METHODS: From 2008-2012, we performed 1706 AVRs including 570(32%) with concomitant CABG. Acute endocarditis cases were excluded. Data was collected prospectively and analyzed using standard univariate, survival, logistic regression and Cox proportional hazard regression methodologies where appropriate.
RESULTS: Among 658 females, anemia(preop hemoglobin ≤11g/dl) was present in 198(30.1%). Among 1048 males, anemia (preop hemoglobin ≤12g/dl) was present in 347(33.1%). Multivariate risk factors for preop anemia included increasing patient age, diabetes, LV ejection fraction(EF) <40%, chronic renal insufficiency(CRI) and previous sternotomy. Preop anemia was strongly associated with periop blood transfusion (OR2.8 95%CI 2.1-3.8).

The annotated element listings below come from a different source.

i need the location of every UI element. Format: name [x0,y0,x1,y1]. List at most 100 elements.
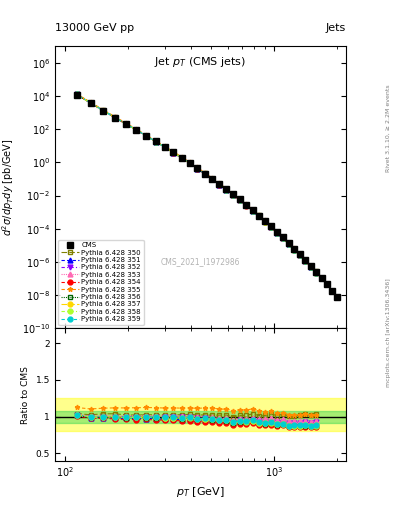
CMS [250,207,255,214]
Pythia 6.428 357 [237,197,242,203]
Pythia 6.428 356 [250,208,255,214]
CMS [187,160,192,166]
Pythia 6.428 352 [217,181,222,187]
Pythia 6.428 355 [303,257,308,263]
Text: CMS_2021_I1972986: CMS_2021_I1972986 [161,258,240,266]
Pythia 6.428 359 [74,91,79,97]
Pythia 6.428 355 [269,223,274,229]
Pythia 6.428 353 [113,114,118,120]
Pythia 6.428 351 [210,176,215,182]
Pythia 6.428 350 [298,251,302,257]
CMS [171,150,176,156]
Pythia 6.428 358 [171,150,176,156]
Pythia 6.428 354 [281,236,285,242]
Pythia 6.428 353 [269,223,274,229]
Pythia 6.428 355 [237,196,242,202]
Pythia 6.428 355 [263,217,267,223]
Pythia 6.428 359 [250,207,255,214]
CMS [330,288,334,294]
Pythia 6.428 356 [217,181,222,187]
Pythia 6.428 359 [101,108,106,114]
Pythia 6.428 354 [231,192,235,198]
Pythia 6.428 359 [134,127,139,133]
CMS [134,127,139,133]
CMS [153,138,158,144]
Pythia 6.428 350 [263,218,267,224]
Line: Pythia 6.428 354: Pythia 6.428 354 [74,92,319,275]
Pythia 6.428 357 [292,246,297,252]
Pythia 6.428 353 [237,197,242,203]
Pythia 6.428 350 [224,186,229,192]
Pythia 6.428 355 [292,245,297,251]
Pythia 6.428 350 [292,245,297,251]
Pythia 6.428 352 [203,170,208,177]
CMS [319,275,324,281]
Pythia 6.428 351 [281,235,285,241]
Pythia 6.428 357 [309,264,313,270]
Pythia 6.428 355 [250,206,255,212]
Pythia 6.428 356 [286,241,291,247]
Pythia 6.428 352 [286,241,291,247]
Pythia 6.428 356 [275,230,279,236]
CMS [275,229,279,235]
Pythia 6.428 353 [179,155,184,161]
Pythia 6.428 353 [298,252,302,258]
Pythia 6.428 351 [123,121,128,127]
Pythia 6.428 359 [187,160,192,166]
Pythia 6.428 357 [134,127,139,133]
Pythia 6.428 353 [144,133,149,139]
Text: Jets: Jets [325,23,346,33]
Pythia 6.428 358 [244,202,249,208]
Pythia 6.428 355 [281,234,285,240]
Pythia 6.428 357 [187,160,192,166]
Pythia 6.428 358 [153,139,158,145]
Pythia 6.428 357 [144,133,149,139]
Pythia 6.428 351 [314,269,319,275]
CMS [292,246,297,252]
Pythia 6.428 352 [123,121,128,127]
Pythia 6.428 351 [179,155,184,161]
Pythia 6.428 351 [257,213,261,219]
Pythia 6.428 355 [244,201,249,207]
Pythia 6.428 354 [153,139,158,145]
Pythia 6.428 354 [144,133,149,139]
Pythia 6.428 352 [210,176,215,182]
CMS [281,234,285,241]
Pythia 6.428 356 [257,213,261,219]
Pythia 6.428 358 [134,127,139,133]
Pythia 6.428 352 [88,100,93,106]
Pythia 6.428 357 [286,241,291,247]
Pythia 6.428 358 [113,115,118,121]
Pythia 6.428 353 [281,234,285,241]
Pythia 6.428 358 [224,186,229,193]
Pythia 6.428 353 [134,127,139,133]
Pythia 6.428 354 [134,127,139,133]
Pythia 6.428 353 [74,91,79,97]
Pythia 6.428 350 [309,263,313,269]
Pythia 6.428 358 [314,270,319,276]
Text: mcplots.cern.ch [arXiv:1306.3436]: mcplots.cern.ch [arXiv:1306.3436] [386,279,391,387]
Pythia 6.428 351 [250,208,255,214]
Pythia 6.428 353 [123,121,128,127]
Pythia 6.428 357 [113,115,118,121]
Pythia 6.428 351 [74,92,79,98]
Pythia 6.428 352 [257,213,261,219]
Pythia 6.428 359 [292,246,297,252]
Pythia 6.428 357 [275,229,279,236]
Pythia 6.428 358 [298,252,302,259]
Pythia 6.428 357 [217,181,222,187]
Pythia 6.428 354 [286,241,291,247]
Pythia 6.428 359 [257,213,261,219]
Pythia 6.428 357 [224,186,229,193]
Pythia 6.428 356 [244,202,249,208]
Pythia 6.428 358 [237,197,242,203]
Pythia 6.428 355 [187,159,192,165]
CMS [179,155,184,161]
Pythia 6.428 354 [292,247,297,253]
Pythia 6.428 350 [275,229,279,235]
Pythia 6.428 352 [187,160,192,166]
Pythia 6.428 355 [257,212,261,218]
Pythia 6.428 355 [224,185,229,191]
Line: Pythia 6.428 355: Pythia 6.428 355 [74,91,319,274]
Pythia 6.428 357 [74,91,79,97]
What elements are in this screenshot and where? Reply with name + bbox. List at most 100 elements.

Other risk factors for periop blood transfusion included: Increasing patient age, concomitant CABG, female gender, and previous sternotomy. In a fully adjusted model, preop anemia was associated with early mortality (OR1.8, 95%CI 1.2-3.1). Other early mortality risk factors included: Increasing patient age, concomitant CABG, female gender, LV EF <40%, CRI and previous sternotomy. Preop anemia was also highly associated with late mortality, log rank p<0.001. Multivariate predictors of late mortality included; Preoperative anemia (HR1.8 95%CI 1.3-2.5), increasing patient age, diabetes, LV EF <40%, and CRI.
CONCLUSIONS: Preoperative anemia is highly associated with mortality and this effect continues well beyond the perioperative period. Strategies aimed at modifying this risk factor warrant further investigation.